Acidified potassium dichromate is a strong oxidizing agent. The dichromate ion $$Cr_2O_7^{2-}$$ contains chromium in the +6 oxidation state and is orange in colour. When it oxidizes a reducing agent, it is reduced to $$Cr^{3+}$$, which is green in colour.

Therefore, the gas that turns acidified potassium dichromate paper from orange to green must act as a reducing agent.

Evaluating the given gases:

• $$CO_2$$: Carbon is already in its highest oxidation state (+4) and cannot be oxidized further. Hence, it does not reduce dichromate.

• $$SO_3$$: Sulphur is already in its highest oxidation state (+6) and cannot be oxidized further. Hence, it does not reduce dichromate.

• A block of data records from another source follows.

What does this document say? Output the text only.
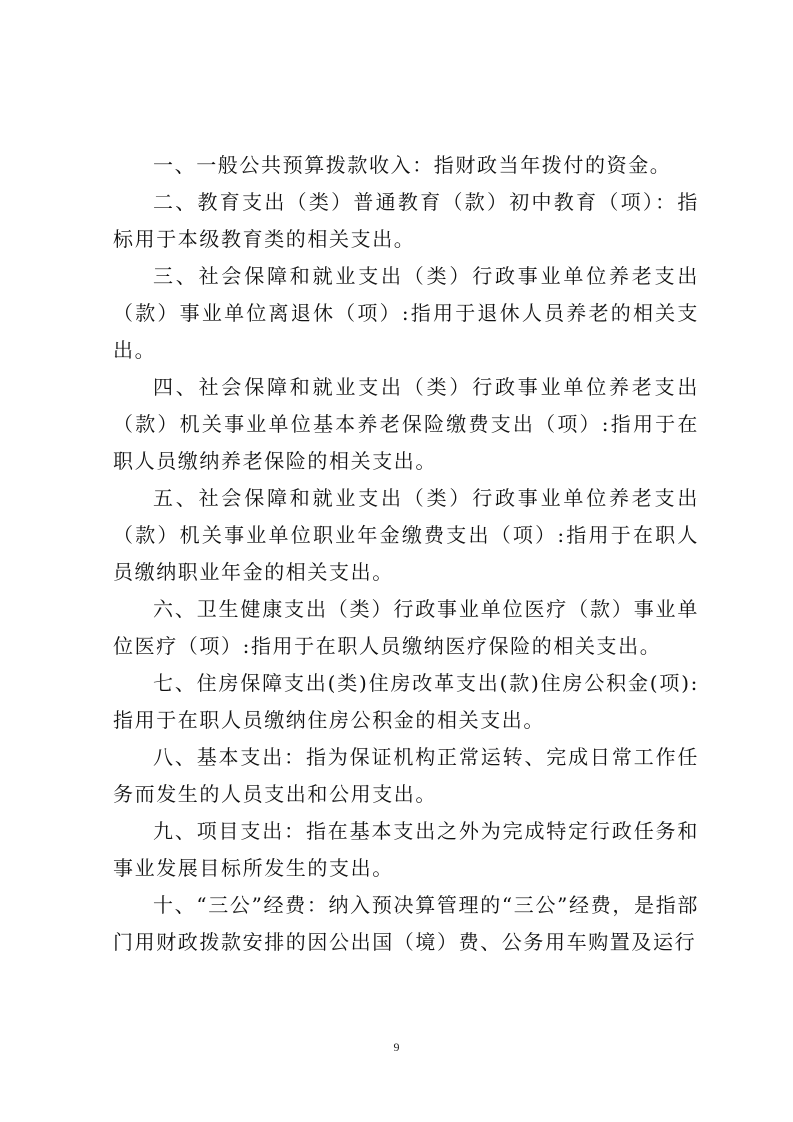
一、一般公共预算拨款收入：指财政当年拨付的资金。

二、教育支出（类）普通教育（款）初中教育（项）：指标用于本级教育类的相关支出。

三、社会保障和就业支出（类）行政事业单位养老支出（款）事业单位离退休（项）:指用于退休人员养老的相关支出。

四、社会保障和就业支出（类）行政事业单位养老支出（款）机关事业单位基本养老保险缴费支出（项）:指用于在职人员缴纳养老保险的相关支出。

五、社会保障和就业支出（类）行政事业单位养老支出（款）机关事业单位职业年金缴费支出（项）:指用于在职人员缴纳职业年金的相关支出。

六、卫生健康支出（类）行政事业单位医疗（款）事业单位医疗（项）:指用于在职人员缴纳医疗保险的相关支出。

七、住房保障支出(类)住房改革支出(款)住房公积金(项):指用于在职人员缴纳住房公积金的相关支出。

八、基本支出：指为保证机构正常运转、完成日常工作任务而发生的人员支出和公用支出。

九、项目支出：指在基本支出之外为完成特定行政任务和事业发展目标所发生的支出。

十、“三公”经费：纳入预决算管理的“三公”经费，是指部门用财政拨款安排的因公出国（境）费、公务用车购置及运行

9
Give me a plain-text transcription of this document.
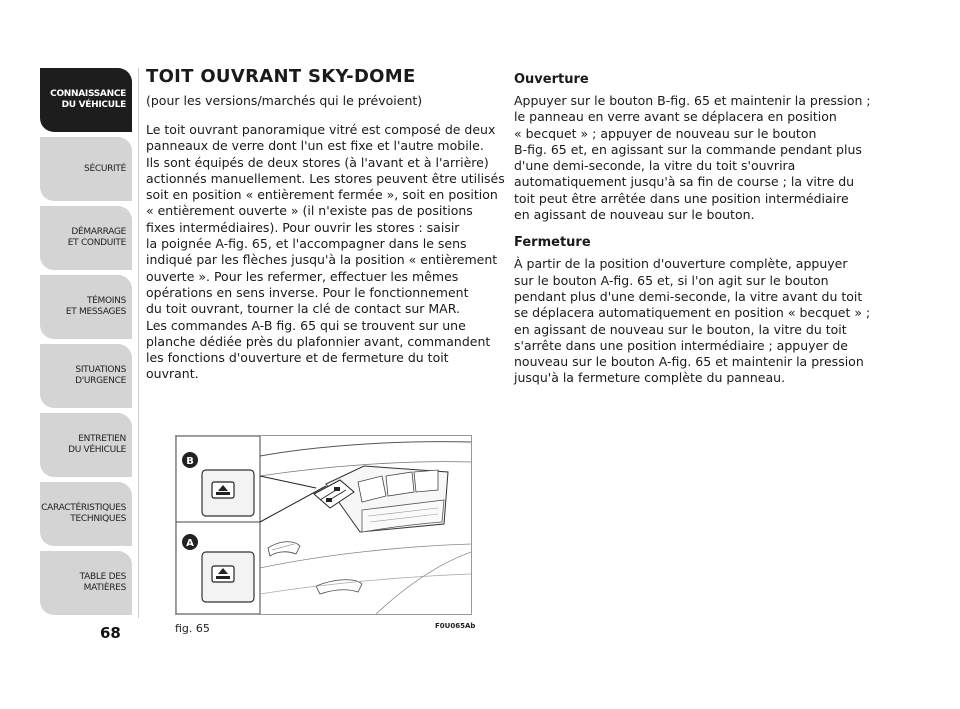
CONNAISSANCE
DU VÉHICULE
SÉCURITÉ
DÉMARRAGE
ET CONDUITE
TÉMOINS
ET MESSAGES
SITUATIONS
D'URGENCE
ENTRETIEN
DU VÉHICULE
CARACTÉRISTIQUES
TECHNIQUES
TABLE DES
MATIÈRES
68
TOIT OUVRANT SKY-DOME
(pour les versions/marchés qui le prévoient)
Le toit ouvrant panoramique vitré est composé de deux
panneaux de verre dont l'un est fixe et l'autre mobile.
Ils sont équipés de deux stores (à l'avant et à l'arrière)
actionnés manuellement. Les stores peuvent être utilisés
soit en position « entièrement fermée », soit en position
« entièrement ouverte » (il n'existe pas de positions
fixes intermédiaires). Pour ouvrir les stores : saisir
la poignée A-fig. 65, et l'accompagner dans le sens
indiqué par les flèches jusqu'à la position « entièrement
ouverte ». Pour les refermer, effectuer les mêmes
opérations en sens inverse. Pour le fonctionnement
du toit ouvrant, tourner la clé de contact sur MAR.
Les commandes A-B fig. 65 qui se trouvent sur une
planche dédiée près du plafonnier avant, commandent
les fonctions d'ouverture et de fermeture du toit
ouvrant.
Ouverture
Appuyer sur le bouton B-fig. 65 et maintenir la pression ;
le panneau en verre avant se déplacera en position
« becquet » ; appuyer de nouveau sur le bouton
B-fig. 65 et, en agissant sur la commande pendant plus
d'une demi-seconde, la vitre du toit s'ouvrira
automatiquement jusqu'à sa fin de course ; la vitre du
toit peut être arrêtée dans une position intermédiaire
en agissant de nouveau sur le bouton.
Fermeture
À partir de la position d'ouverture complète, appuyer
sur le bouton A-fig. 65 et, si l'on agit sur le bouton
pendant plus d'une demi-seconde, la vitre avant du toit
se déplacera automatiquement en position « becquet » ;
en agissant de nouveau sur le bouton, la vitre du toit
s'arrête dans une position intermédiaire ; appuyer de
nouveau sur le bouton A-fig. 65 et maintenir la pression
jusqu'à la fermeture complète du panneau.
B
A
fig. 65	F0U065Ab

• $$H_2S$$: Sulphur is in the -2 oxidation state and readily acts as a reducing agent. It reduces dichromate, but is simultaneously oxidized to elemental sulphur, producing a yellow deposit.

• $$SO_2$$: Sulphur is in the +4 oxidation state and can be oxidized to +6. Therefore, it acts as a reducing agent and reduces dichromate to green $$Cr^{3+}$$ ions. This is the standard qualitative test for sulphur dioxide.

The reaction is:

$$K_2Cr_2O_7 + 3SO_2 + H_2SO_4 \rightarrow K_2SO_4 + Cr_2(SO_4)_3 + H_2O$$

The orange dichromate ion is converted into green chromium(III) ions, causing the colour change.

Hence, the gas that turns acidified potassium dichromate paper green is

$$\boxed{SO_2}$$

Therefore, the correct answer is $$\boxed{\text{Sulphur dioxide}}$$.